Lissandro Nogueira e Eduardo Escorel. Foto: Bruno Peres
Não faz muito tempo que a Associação Brasileira de Críticos de Cinema (Abraccine) catalogou Terra em Transe, de Glauber Rocha, como um dos 100 melhores filmes brasileiros de todos os tempos. Nesta manhã (23), durante a programação paralela do Festival Internacional de Cinema e Vídeo Ambiental, debateu-se os 50 anos do longa-metragem. A mesa-redonda mediada por Lisandro Nogueira, recebeu o cineasta Eduardo Escorel para discutir sobre o tema. De acordo com os pesquisadores, em certos momentos do cinema, a utilização da sétima arte como porta-voz de manifestos políticos é de suma importância, porém é preciso precaução com as consequências de tal combinação ideológica. “O filme pode ter mudado a percepção de alguns espectadores dentro do cinema, mas ele não mudou nada no Brasil”, explica.

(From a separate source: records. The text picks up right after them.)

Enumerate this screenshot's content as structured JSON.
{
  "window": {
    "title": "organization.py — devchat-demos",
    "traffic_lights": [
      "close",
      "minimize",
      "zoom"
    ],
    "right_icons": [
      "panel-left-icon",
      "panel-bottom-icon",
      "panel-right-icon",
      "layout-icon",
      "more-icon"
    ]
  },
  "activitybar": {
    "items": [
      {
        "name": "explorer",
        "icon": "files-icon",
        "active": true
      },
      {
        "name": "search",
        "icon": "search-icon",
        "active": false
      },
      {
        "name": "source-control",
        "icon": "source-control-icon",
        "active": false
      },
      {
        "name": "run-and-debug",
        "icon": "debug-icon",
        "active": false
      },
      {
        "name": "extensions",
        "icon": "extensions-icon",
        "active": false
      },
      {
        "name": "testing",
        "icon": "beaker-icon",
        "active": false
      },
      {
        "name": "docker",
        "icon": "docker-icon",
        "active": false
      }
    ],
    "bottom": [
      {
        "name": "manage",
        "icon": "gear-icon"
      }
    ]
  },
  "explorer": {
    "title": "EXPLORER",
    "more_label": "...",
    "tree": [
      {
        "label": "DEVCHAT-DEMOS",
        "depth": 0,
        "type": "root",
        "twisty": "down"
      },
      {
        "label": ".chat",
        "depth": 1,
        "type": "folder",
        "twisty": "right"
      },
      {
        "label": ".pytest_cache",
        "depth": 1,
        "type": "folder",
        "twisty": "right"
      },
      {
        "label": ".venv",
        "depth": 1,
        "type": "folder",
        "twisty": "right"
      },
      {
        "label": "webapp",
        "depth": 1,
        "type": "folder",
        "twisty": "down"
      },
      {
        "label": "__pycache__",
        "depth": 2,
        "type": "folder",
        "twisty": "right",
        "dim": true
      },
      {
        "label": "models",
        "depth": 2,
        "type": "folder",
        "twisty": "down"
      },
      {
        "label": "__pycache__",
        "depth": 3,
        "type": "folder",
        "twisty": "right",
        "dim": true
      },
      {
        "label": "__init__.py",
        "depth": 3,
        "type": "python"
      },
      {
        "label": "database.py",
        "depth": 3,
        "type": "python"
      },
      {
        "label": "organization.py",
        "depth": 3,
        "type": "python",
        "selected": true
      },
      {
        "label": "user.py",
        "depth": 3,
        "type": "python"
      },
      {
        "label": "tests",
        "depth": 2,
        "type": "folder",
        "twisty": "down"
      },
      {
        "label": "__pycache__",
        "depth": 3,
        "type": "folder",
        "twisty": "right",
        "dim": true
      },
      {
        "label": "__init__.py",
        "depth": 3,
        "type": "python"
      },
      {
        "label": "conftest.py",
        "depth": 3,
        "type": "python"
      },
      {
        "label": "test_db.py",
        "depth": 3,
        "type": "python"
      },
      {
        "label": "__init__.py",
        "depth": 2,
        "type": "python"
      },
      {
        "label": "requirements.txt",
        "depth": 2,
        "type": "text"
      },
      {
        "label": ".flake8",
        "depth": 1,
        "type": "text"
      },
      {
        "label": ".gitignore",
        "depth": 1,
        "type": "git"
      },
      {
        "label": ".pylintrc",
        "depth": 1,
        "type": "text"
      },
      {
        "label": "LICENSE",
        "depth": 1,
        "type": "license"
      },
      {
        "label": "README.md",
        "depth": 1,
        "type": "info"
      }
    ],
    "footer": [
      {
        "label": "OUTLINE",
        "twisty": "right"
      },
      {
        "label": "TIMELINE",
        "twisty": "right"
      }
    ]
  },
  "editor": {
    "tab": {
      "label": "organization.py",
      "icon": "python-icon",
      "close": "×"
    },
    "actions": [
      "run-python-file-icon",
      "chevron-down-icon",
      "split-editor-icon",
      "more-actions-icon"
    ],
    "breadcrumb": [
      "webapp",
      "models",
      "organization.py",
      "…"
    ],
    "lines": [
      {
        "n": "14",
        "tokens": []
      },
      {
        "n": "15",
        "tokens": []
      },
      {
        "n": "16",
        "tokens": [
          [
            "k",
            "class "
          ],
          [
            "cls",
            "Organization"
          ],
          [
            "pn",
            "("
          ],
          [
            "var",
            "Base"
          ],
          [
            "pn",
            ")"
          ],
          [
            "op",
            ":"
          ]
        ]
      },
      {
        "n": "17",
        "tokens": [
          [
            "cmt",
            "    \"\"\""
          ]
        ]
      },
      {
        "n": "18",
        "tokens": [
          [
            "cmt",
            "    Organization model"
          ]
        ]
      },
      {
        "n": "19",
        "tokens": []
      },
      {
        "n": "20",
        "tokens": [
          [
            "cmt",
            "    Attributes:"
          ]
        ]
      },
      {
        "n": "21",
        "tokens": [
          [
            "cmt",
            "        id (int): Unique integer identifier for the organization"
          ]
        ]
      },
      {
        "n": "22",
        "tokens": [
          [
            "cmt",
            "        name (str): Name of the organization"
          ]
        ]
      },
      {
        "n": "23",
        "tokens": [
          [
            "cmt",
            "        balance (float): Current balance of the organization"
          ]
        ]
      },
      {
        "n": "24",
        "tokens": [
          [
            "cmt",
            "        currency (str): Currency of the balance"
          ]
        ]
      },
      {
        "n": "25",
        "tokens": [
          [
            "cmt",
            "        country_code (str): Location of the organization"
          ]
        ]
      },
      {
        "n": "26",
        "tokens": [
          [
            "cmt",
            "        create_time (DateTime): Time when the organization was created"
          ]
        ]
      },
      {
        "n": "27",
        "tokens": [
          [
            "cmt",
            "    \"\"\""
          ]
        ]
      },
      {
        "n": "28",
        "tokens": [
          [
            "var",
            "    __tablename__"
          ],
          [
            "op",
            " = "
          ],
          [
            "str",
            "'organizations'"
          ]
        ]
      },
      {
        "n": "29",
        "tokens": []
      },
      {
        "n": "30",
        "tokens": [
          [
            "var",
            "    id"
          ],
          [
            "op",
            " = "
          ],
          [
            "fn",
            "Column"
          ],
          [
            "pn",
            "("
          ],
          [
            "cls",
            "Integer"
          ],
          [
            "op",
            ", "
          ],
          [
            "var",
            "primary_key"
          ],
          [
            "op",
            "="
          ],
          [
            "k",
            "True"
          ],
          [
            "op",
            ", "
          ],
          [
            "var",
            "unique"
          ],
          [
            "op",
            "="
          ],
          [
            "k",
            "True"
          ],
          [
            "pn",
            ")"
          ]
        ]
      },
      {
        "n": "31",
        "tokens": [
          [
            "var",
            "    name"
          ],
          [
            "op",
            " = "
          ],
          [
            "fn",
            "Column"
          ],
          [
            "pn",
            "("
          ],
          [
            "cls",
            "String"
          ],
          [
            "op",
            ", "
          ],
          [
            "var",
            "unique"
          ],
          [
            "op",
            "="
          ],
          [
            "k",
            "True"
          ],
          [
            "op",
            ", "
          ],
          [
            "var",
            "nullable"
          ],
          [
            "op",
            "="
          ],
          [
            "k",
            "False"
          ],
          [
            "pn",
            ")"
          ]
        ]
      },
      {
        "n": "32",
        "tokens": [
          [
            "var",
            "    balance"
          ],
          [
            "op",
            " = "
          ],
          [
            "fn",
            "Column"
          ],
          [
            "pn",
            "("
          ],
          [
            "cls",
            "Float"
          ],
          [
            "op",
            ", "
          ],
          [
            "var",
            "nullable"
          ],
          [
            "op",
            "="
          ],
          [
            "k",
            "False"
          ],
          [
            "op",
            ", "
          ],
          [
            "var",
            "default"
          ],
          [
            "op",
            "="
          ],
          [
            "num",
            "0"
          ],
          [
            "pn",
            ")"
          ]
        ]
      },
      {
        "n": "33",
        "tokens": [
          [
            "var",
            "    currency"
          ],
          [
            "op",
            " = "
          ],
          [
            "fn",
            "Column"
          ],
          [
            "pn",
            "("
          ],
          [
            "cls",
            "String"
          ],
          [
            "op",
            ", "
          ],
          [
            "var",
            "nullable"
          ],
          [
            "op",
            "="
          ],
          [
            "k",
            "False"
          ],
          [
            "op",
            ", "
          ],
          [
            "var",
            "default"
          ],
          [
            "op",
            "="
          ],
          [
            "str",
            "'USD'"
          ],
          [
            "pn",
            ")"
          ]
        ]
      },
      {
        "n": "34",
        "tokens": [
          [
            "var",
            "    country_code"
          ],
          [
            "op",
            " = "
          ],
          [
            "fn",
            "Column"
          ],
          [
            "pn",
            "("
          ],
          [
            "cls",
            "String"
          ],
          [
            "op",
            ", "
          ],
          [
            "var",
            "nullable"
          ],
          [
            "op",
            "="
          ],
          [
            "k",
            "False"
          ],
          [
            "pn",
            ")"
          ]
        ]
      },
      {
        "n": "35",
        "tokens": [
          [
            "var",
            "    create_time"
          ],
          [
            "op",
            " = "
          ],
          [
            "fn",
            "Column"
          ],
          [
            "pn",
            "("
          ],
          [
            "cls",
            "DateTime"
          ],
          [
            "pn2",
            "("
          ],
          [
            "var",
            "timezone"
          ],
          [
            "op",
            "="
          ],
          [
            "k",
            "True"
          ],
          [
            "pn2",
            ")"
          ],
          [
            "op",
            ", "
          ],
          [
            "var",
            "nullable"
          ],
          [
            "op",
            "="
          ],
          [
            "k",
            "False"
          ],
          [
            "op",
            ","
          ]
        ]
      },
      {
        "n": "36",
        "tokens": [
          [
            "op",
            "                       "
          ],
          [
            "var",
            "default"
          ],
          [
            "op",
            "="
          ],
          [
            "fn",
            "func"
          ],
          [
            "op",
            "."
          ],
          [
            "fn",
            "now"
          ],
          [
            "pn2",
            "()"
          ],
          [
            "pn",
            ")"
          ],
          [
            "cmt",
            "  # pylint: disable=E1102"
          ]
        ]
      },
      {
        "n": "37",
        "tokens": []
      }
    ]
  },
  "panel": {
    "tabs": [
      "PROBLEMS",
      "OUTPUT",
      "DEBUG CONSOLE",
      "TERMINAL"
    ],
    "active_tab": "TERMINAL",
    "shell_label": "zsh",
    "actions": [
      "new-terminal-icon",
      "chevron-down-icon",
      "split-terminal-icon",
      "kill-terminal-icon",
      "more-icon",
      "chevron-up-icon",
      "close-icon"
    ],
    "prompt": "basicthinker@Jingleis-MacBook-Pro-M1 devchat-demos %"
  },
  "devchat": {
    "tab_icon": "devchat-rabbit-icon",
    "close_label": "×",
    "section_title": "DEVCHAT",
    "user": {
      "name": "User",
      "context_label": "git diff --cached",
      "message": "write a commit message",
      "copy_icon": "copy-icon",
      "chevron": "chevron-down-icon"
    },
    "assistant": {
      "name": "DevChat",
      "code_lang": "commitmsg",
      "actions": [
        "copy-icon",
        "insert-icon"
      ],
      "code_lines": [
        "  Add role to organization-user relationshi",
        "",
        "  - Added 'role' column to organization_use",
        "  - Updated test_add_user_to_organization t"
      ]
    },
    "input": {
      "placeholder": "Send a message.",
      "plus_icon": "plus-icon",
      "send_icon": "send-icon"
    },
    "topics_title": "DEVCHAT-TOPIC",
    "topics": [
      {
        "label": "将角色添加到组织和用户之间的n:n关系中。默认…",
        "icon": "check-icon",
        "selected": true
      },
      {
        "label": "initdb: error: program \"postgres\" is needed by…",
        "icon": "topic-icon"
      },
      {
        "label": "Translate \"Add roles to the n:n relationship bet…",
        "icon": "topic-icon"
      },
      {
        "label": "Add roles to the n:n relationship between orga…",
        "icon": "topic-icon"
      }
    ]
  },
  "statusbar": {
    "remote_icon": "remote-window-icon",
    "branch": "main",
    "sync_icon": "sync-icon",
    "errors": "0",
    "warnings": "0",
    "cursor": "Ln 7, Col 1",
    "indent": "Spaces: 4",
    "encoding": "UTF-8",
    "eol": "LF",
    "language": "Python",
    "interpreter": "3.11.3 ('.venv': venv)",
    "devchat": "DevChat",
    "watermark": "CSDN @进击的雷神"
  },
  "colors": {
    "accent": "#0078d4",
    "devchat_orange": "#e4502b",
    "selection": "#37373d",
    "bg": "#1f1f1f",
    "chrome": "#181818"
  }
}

Esse ponto de vista acontece com a proximidade do público com os personagens de Terra em Transe. “Acredito que o cinema não tem esse poder de modificar as pessoas ou a sua realidade por conta da identificação vista em tela. Porém, acredito que pode ocorrer uma mudança no cinema”, comenta o diretor, que participou do processo de montagem da obra de Glauber Rocha. As consequências de Terra em Transe Quando se fala dos avanços cinematográficos do Brasil, uma retrospectiva é feita, principalmente na filmografia de Glauber Rocha, pois o cineasta teve reconhecimento internacional com o Festival de Cannes. Por isso, uma das discussões da mesa foi quais foram os reflexos dessa conquista. E se isso influenciou no modo de produzir cinema no País. “Infelizmente há um desperdício enorme de recursos da Ancine. Um local enorme onde não é visto produções autênticas de cinema. Ainda acho que é ingenuidade acreditar que podemos competir com padrões cinematográficos americanos”, finaliza.